Is there a limit on how far the roof could rise?
No cant raise the roof, its a black felt roof.Possibly considered lowering the ceiling, there is a thin layer of fibreglass insulation only above the original ceiling.
 
We used four boxes of Spax 180mm fellas at a cost of £56 per 100, on our last pair of flatties.

I've never rated Spax screws, nor the trend for "Brands" in the screw world. It's a screw.
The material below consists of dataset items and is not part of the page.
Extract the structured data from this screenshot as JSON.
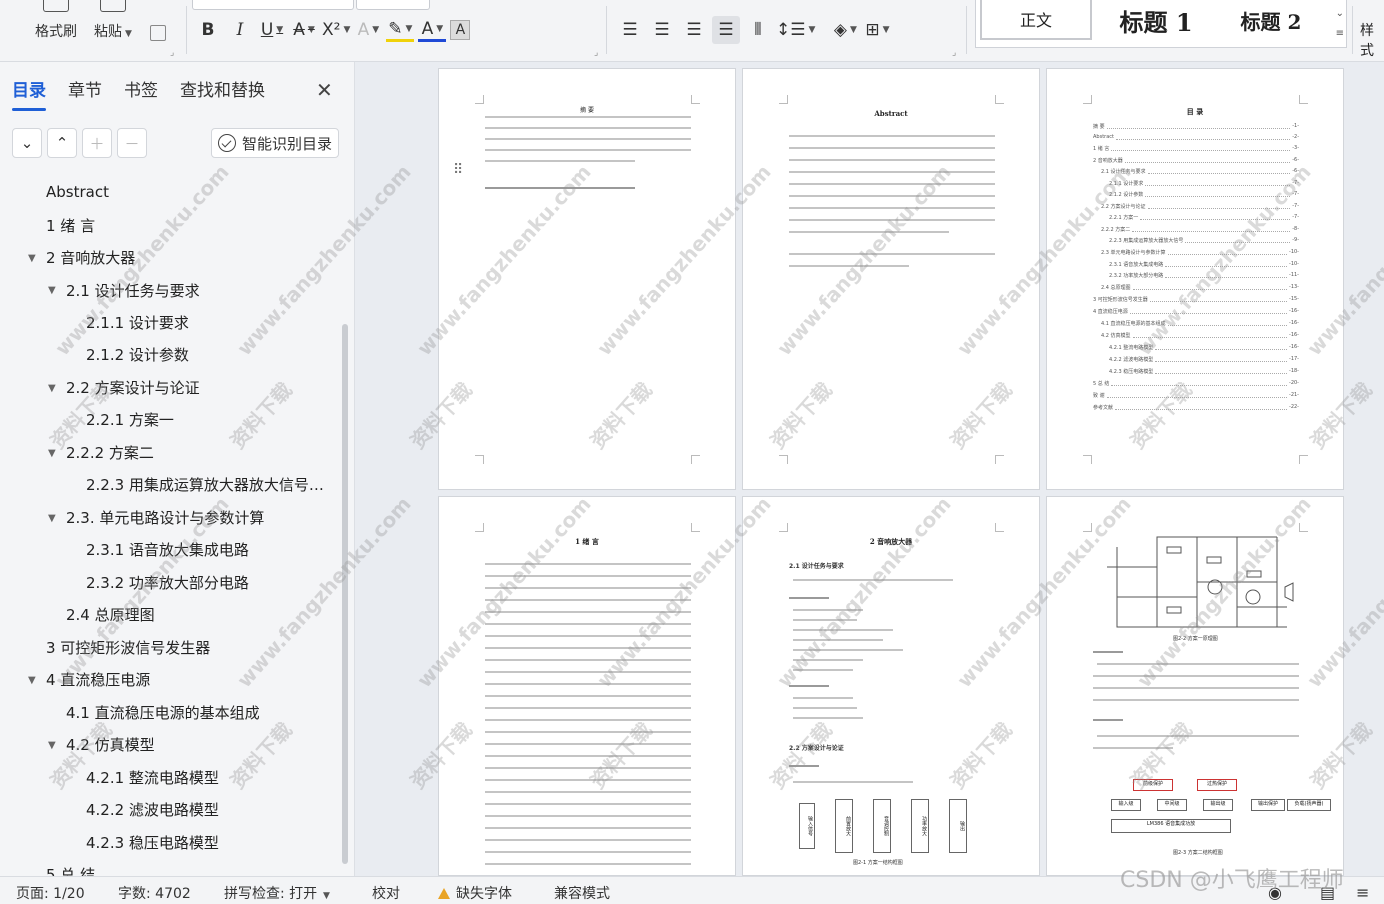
{
  "ribbon": {
    "format_painter": "格式刷",
    "paste": "粘贴",
    "font_buttons": [
      "B",
      "I",
      "U",
      "A",
      "X²",
      "A",
      "A",
      "A",
      "A"
    ],
    "styles": {
      "normal": "正文",
      "heading1": "标题 1",
      "heading2": "标题 2",
      "more": "样式"
    }
  },
  "nav": {
    "tabs": [
      "目录",
      "章节",
      "书签",
      "查找和替换"
    ],
    "smart_button": "智能识别目录",
    "toc": [
      {
        "label": "Abstract"
      },
      {
        "label": "1 绪 言"
      },
      {
        "label": "2 音响放大器"
      },
      {
        "label": "2.1 设计任务与要求"
      },
      {
        "label": "2.1.1 设计要求"
      },
      {
        "label": "2.1.2 设计参数"
      },
      {
        "label": "2.2 方案设计与论证"
      },
      {
        "label": "2.2.1 方案一"
      },
      {
        "label": "2.2.2 方案二"
      },
      {
        "label": "2.2.3 用集成运算放大器放大信号…"
      },
      {
        "label": "2.3. 单元电路设计与参数计算"
      },
      {
        "label": "2.3.1 语音放大集成电路"
      },
      {
        "label": "2.3.2 功率放大部分电路"
      },
      {
        "label": "2.4 总原理图"
      },
      {
        "label": "3 可控矩形波信号发生器"
      },
      {
        "label": "4 直流稳压电源"
      },
      {
        "label": "4.1 直流稳压电源的基本组成"
      },
      {
        "label": "4.2 仿真模型"
      },
      {
        "label": "4.2.1 整流电路模型"
      },
      {
        "label": "4.2.2 滤波电路模型"
      },
      {
        "label": "4.2.3 稳压电路模型"
      },
      {
        "label": "5 总 结"
      }
    ]
  },
  "pages": {
    "p1_title": "摘 要",
    "p2_title": "Abstract",
    "p3_title": "目 录",
    "p4_title": "1 绪 言",
    "p5_title": "2 音响放大器",
    "p5_h1": "2.1 设计任务与要求",
    "p5_h2": "2.2 方案设计与论证",
    "p5_caption": "图2-1 方案一结构框图",
    "p5_blocks": [
      "输入信号",
      "前置放大",
      "音调控制",
      "功率放大",
      "输出"
    ],
    "p6_caption1": "图2-2 方案一原理图",
    "p6_caption2": "图2-3 方案二结构框图",
    "p6_blocks": [
      "前级保护",
      "过热保护",
      "输入级",
      "中间级",
      "输出级",
      "输出保护",
      "负载(扬声器)",
      "LM386 语音集成功放"
    ],
    "p3_toc": [
      "摘 要",
      "Abstract",
      "1 绪 言",
      "2 音响放大器",
      "2.1 设计任务与要求",
      "2.1.1 设计要求",
      "2.1.2 设计参数",
      "2.2 方案设计与论证",
      "2.2.1 方案一",
      "2.2.2 方案二",
      "2.2.3 用集成运算放大器放大信号",
      "2.3 单元电路设计与参数计算",
      "2.3.1 语音放大集成电路",
      "2.3.2 功率放大部分电路",
      "2.4 总原理图",
      "3 可控矩形波信号发生器",
      "4 直流稳压电源",
      "4.1 直流稳压电源的基本组成",
      "4.2 仿真模型",
      "4.2.1 整流电路模型",
      "4.2.2 滤波电路模型",
      "4.2.3 稳压电路模型",
      "5 总 结",
      "致 谢",
      "参考文献"
    ],
    "p3_nums": [
      "-1-",
      "-2-",
      "-3-",
      "-6-",
      "-6-",
      "-7-",
      "-7-",
      "-7-",
      "-7-",
      "-8-",
      "-9-",
      "-10-",
      "-10-",
      "-11-",
      "-13-",
      "-15-",
      "-16-",
      "-16-",
      "-16-",
      "-16-",
      "-17-",
      "-18-",
      "-20-",
      "-21-",
      "-22-"
    ]
  },
  "watermark": {
    "line1": "资料下载",
    "line2": "www.fangzhenku.com"
  },
  "status": {
    "page": "页面: 1/20",
    "words": "字数: 4702",
    "spell": "拼写检查: 打开",
    "proof": "校对",
    "missing_font": "缺失字体",
    "compat": "兼容模式",
    "csdn": "CSDN @小飞鹰工程师"
  }
}
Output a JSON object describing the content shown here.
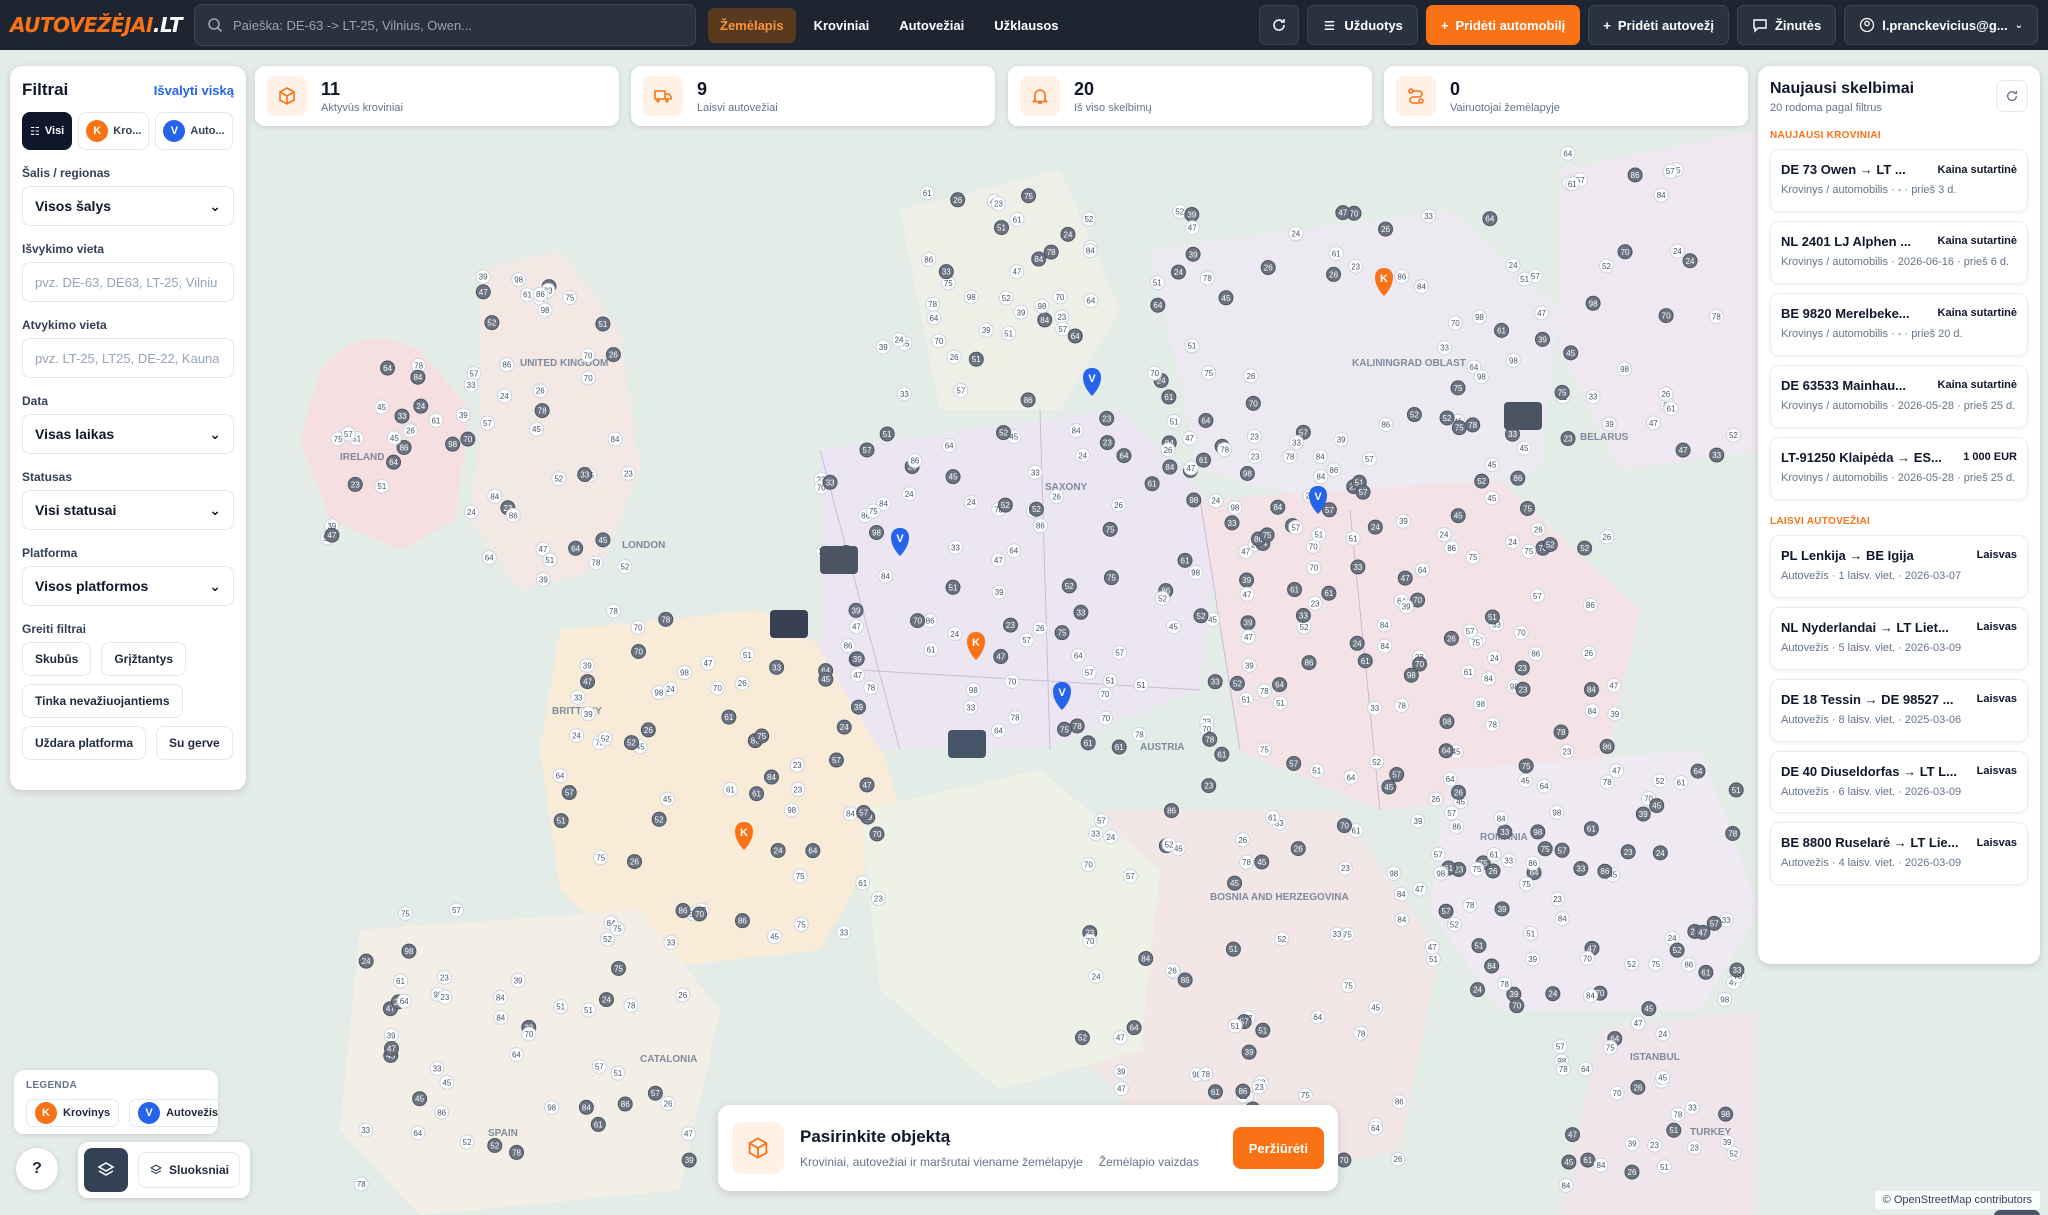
{
  "header": {
    "logo_part1": "AUTOVEŽĖJAI",
    "logo_part2": ".LT",
    "search_placeholder": "Paieška: DE-63 -> LT-25, Vilnius, Owen...",
    "nav": [
      {
        "label": "Žemėlapis",
        "active": true
      },
      {
        "label": "Kroviniai",
        "active": false
      },
      {
        "label": "Autovežiai",
        "active": false
      },
      {
        "label": "Užklausos",
        "active": false
      }
    ],
    "tasks_label": "Užduotys",
    "add_car_label": "Pridėti automobilį",
    "add_carrier_label": "Pridėti autovežį",
    "messages_label": "Žinutės",
    "user_label": "l.pranckevicius@g..."
  },
  "filters": {
    "title": "Filtrai",
    "clear_label": "Išvalyti viską",
    "types": [
      {
        "label": "Visi",
        "icon": "grid-icon",
        "active": true
      },
      {
        "label": "Kro...",
        "badge": "K",
        "active": false
      },
      {
        "label": "Auto...",
        "badge": "V",
        "active": false
      }
    ],
    "country_label": "Šalis / regionas",
    "country_value": "Visos šalys",
    "pickup_label": "Išvykimo vieta",
    "pickup_placeholder": "pvz. DE-63, DE63, LT-25, Vilniu",
    "dropoff_label": "Atvykimo vieta",
    "dropoff_placeholder": "pvz. LT-25, LT25, DE-22, Kauna",
    "date_label": "Data",
    "date_value": "Visas laikas",
    "status_label": "Statusas",
    "status_value": "Visi statusai",
    "platform_label": "Platforma",
    "platform_value": "Visos platformos",
    "quick_label": "Greiti filtrai",
    "quick_chips": [
      "Skubūs",
      "Grįžtantys",
      "Tinka nevažiuojantiems",
      "Uždara platforma",
      "Su gerve"
    ]
  },
  "stats": [
    {
      "value": "11",
      "label": "Aktyvūs kroviniai",
      "icon": "box-icon"
    },
    {
      "value": "9",
      "label": "Laisvi autovežiai",
      "icon": "truck-icon"
    },
    {
      "value": "20",
      "label": "Iš viso skelbimų",
      "icon": "bell-icon"
    },
    {
      "value": "0",
      "label": "Vairuotojai žemėlapyje",
      "icon": "route-icon"
    }
  ],
  "latest": {
    "title": "Naujausi skelbimai",
    "subtitle": "20 rodoma pagal filtrus",
    "cargo_section": "NAUJAUSI KROVINIAI",
    "cargo": [
      {
        "name": "DE 73 Owen → LT ...",
        "price": "Kaina sutartinė",
        "meta": "Krovinys / automobilis · - · prieš 3 d."
      },
      {
        "name": "NL 2401 LJ Alphen ...",
        "price": "Kaina sutartinė",
        "meta": "Krovinys / automobilis · 2026-06-16 · prieš 6 d."
      },
      {
        "name": "BE 9820 Merelbeke...",
        "price": "Kaina sutartinė",
        "meta": "Krovinys / automobilis · - · prieš 20 d."
      },
      {
        "name": "DE 63533 Mainhau...",
        "price": "Kaina sutartinė",
        "meta": "Krovinys / automobilis · 2026-05-28 · prieš 25 d."
      },
      {
        "name": "LT-91250 Klaipėda → ES...",
        "price": "1 000 EUR",
        "meta": "Krovinys / automobilis · 2026-05-28 · prieš 25 d."
      }
    ],
    "carrier_section": "LAISVI AUTOVEŽIAI",
    "carriers": [
      {
        "name": "PL Lenkija → BE Igija",
        "status": "Laisvas",
        "meta": "Autovežis · 1 laisv. viet. · 2026-03-07"
      },
      {
        "name": "NL Nyderlandai → LT Liet...",
        "status": "Laisvas",
        "meta": "Autovežis · 5 laisv. viet. · 2026-03-09"
      },
      {
        "name": "DE 18 Tessin → DE 98527 ...",
        "status": "Laisvas",
        "meta": "Autovežis · 8 laisv. viet. · 2025-03-06"
      },
      {
        "name": "DE 40 Diuseldorfas → LT L...",
        "status": "Laisvas",
        "meta": "Autovežis · 6 laisv. viet. · 2026-03-09"
      },
      {
        "name": "BE 8800 Ruselarė → LT Lie...",
        "status": "Laisvas",
        "meta": "Autovežis · 4 laisv. viet. · 2026-03-09"
      }
    ]
  },
  "legend": {
    "title": "LEGENDA",
    "cargo_label": "Krovinys",
    "carrier_label": "Autovežis"
  },
  "layers_label": "Sluoksniai",
  "bottom_card": {
    "title": "Pasirinkite objektą",
    "subtitle": "Kroviniai, autovežiai ir maršrutai viename žemėlapyje",
    "view_label": "Žemėlapio vaizdas",
    "button": "Peržiūrėti"
  },
  "map": {
    "attribution": "© OpenStreetMap contributors",
    "labels": [
      "UNITED KINGDOM",
      "LONDON",
      "IRELAND",
      "BRITTANY",
      "SPAIN",
      "CATALONIA",
      "AUSTRIA",
      "SAXONY",
      "KALININGRAD OBLAST",
      "ROMANIA",
      "TURKEY",
      "BELARUS",
      "BOSNIA AND HERZEGOVINA",
      "ISTANBUL"
    ],
    "cluster_counts": [
      "64",
      "51",
      "39",
      "45",
      "78",
      "23",
      "86",
      "52",
      "75",
      "57",
      "24",
      "70",
      "33",
      "61",
      "47",
      "98",
      "26",
      "84"
    ]
  }
}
You can get screws for half the cost of Spax (and thats before quantity discount), which will perform exactly the same.
 
I found wickes "stick fit" ones made by philips are really good without breaking the bank. I was using the torx ones from screwfix for a while, turbo gold I think, but the bits they supply are great for not slipping when driven off centre, the equivalent problem is the screws don't stay on the bit when working one handed.
The builders were using cheaper bulk ones, and a few of them have snapped after I've had the floor up and back down with an impact driver.
 
Just put as much as you can between the joists and then as much as you like below. It will need a snug fit with no gaps anywhere. Or use a combination of celotex and quilt if you have cables and herringbone struts or suchlike.

200mm of rockwool quilt between the joists (for sound and heat) and 50 celotex below will be a good performer, and anything greater may have theoretical greater insulation qualities, but these may not be actually be perceivable in comfort or realised in lower bills. I dont think its worthwhile lowering ceilings too much as the small gains compared to having to live with a low ceiling are not worth it.
 
I've never rated Spax screws
The ones we used are the ones with the torx heads and the larger washer head type, ideal for those thin ply sheets.
They are incredibly easy to drive in and we encountered zero failure rate.
I guess when you have used others along side you realise the tangible difference in performance, ease and speed of the spax fellas.
I would not big them up unless they were any good.
 
Toolstation do a 180mm torx screw for about £20 for 100.
I have used the 200mm ones for 150mm board with thin insulation metal washers, no ply just the black torch on boards.
A thermally broken fixing would be much better, with the rise of EWI there are plenty about and at a reasonable price.
 
For acoustic (sound) insulation you need density, ie weight. None of the PIR foam boards are particulary heavy.
If you’re replacing your ceiling, it would be better to double up on your plasterboard, use something like Rockwool Flexi within the joist, while remembering to leave an air gap, which is key to noise reduction.
If weight allows, it is advisable to use tge denser boards within the construction build up on the outside. However, you need to be aware that although the denser boards are better acoustically and fire prevention wise, you need a much thicker product to match the Celotex type boards thermally.
 
For acoustic (sound) insulation you need density, ie weight. None of the PIR foam boards are particulary heavy.
If you’re replacing your ceiling, it would be better to double up on your plasterboard, use something like Rockwool Flexi within the joist, while remembering to leave an air gap, which is key to noise reduction.
If weight allows, it is advisable to use tge denser boards within the construction build up on the outside. However, you need to be aware that although the denser boards are better acoustically and fire prevention wise, you need a much thicker product to match the Celotex type boards thermally.

The OP can't leave an air gap in an unventilated roof, and in any case the the probelm with the seagulls pecking and stepping will be more to do with the felt covering and the joists, than anything else. Difficult to stop without an isolation layer directly under the felt.

Dense plasterboard is good to stop sound getting out, but not so good to stop it getting in from the roof surface.